I'm not going to speculate on which games Microsoft will announce and showcase at E3 this year. But here are some general hopes for their conference.
First, Microsoft needs to make avatars worthwhile. They made avatars a big deal last year, but what can we do with them? They act as faces on a few arcade games. A single game, A Kingdom for Keflings, makes use of the full avatar. 1-vs-100 is a good idea, but that can't be it.
Second, this new motion-detecting camera should have some game applications that regular gamers can enjoy. The Xbox 360 will never have as strong appeal as the Wii to the same groups. The 360's marketing to regular gamers can't help but color its perception among casual gamers, and casual gamers aren't likely to care enough about games that they'll accept the hardware's notorious unreliability.
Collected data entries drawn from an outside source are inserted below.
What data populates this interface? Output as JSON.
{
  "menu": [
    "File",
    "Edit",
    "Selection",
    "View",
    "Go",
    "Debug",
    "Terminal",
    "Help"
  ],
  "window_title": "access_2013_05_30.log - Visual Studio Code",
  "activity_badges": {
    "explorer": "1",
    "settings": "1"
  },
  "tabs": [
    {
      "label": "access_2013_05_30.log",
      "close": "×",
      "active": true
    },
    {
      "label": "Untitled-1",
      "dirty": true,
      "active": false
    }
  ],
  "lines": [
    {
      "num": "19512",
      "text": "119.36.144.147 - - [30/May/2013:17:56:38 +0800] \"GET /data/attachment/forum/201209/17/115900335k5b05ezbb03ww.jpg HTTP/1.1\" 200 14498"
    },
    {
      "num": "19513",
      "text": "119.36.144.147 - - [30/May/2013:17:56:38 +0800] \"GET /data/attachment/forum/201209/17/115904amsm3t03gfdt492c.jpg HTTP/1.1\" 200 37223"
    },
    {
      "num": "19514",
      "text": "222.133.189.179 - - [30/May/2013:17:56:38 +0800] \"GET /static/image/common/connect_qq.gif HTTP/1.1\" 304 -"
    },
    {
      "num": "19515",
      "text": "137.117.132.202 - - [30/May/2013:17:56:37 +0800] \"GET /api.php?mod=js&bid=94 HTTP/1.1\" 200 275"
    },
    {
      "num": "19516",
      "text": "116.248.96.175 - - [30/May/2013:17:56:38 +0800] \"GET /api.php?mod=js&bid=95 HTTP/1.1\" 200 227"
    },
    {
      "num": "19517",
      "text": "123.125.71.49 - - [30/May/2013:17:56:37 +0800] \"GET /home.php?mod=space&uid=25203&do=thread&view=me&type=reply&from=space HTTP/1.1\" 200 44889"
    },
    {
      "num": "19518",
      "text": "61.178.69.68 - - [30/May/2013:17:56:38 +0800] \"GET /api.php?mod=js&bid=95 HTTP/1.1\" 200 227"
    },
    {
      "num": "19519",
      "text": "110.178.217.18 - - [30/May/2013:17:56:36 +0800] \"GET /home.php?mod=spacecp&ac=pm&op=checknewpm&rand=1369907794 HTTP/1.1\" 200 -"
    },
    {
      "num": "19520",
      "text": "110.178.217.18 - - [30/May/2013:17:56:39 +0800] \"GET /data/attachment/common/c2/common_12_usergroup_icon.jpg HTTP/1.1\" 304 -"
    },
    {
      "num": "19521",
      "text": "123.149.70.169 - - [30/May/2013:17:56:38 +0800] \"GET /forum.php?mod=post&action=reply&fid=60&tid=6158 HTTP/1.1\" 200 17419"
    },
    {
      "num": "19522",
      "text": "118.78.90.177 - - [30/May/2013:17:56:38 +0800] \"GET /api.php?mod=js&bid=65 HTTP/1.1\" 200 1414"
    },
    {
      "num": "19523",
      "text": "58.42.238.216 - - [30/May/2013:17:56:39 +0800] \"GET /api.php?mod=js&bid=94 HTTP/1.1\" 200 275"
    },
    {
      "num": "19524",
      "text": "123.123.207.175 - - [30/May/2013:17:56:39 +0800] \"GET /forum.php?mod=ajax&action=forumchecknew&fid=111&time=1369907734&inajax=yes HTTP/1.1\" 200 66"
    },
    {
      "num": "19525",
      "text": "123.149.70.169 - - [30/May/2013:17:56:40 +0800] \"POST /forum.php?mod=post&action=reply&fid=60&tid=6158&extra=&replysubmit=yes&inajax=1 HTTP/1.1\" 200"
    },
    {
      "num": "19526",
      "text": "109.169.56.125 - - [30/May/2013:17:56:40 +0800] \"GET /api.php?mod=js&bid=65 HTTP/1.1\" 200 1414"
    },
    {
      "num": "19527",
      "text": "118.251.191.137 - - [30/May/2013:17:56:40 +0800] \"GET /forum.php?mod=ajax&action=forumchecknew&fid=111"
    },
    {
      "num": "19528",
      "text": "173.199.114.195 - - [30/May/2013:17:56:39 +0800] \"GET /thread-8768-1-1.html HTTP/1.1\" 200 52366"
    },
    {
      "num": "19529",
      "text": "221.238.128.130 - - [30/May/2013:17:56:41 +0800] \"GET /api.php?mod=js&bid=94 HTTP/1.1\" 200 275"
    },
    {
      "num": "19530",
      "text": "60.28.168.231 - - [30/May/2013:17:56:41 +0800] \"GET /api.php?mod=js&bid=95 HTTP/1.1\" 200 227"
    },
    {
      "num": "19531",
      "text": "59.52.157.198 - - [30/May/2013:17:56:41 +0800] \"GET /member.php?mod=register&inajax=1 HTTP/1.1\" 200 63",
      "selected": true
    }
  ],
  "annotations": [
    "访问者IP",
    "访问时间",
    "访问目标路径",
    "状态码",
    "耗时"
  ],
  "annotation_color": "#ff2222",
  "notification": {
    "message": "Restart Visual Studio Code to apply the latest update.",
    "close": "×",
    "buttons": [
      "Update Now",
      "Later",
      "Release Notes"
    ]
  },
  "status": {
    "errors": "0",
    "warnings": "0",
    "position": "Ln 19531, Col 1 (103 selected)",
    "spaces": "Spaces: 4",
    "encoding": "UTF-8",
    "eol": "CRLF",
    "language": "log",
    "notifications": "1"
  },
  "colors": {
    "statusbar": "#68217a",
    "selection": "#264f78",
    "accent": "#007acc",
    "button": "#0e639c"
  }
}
Microsoft would have more success focusing on their present audience.
Third, I hope they discuss the issue of persistent online games on Xbox Live -- whether or not it's acceptable to charge players on top of the Xbox Live subscription; and, if so, how much. It's bad enough that we pay for multiplayer in games that don't have dedicated servers and are always disconnecting.
Fourth, for Pete's sake, have the courtesy to not announce things that won't be materializing this year or similarly set ridiculous expectations. The "New Game Experience" was a bad joke. I find it hard to get excited about Alan Wake since it was made a centerpoint at the 360's first conference years ago. Microsoft has a bad habit of greatly disappointing their players by setting up expectations they can't meet. It makes for an exciting press conference, but it undermines consumer trust in the long run.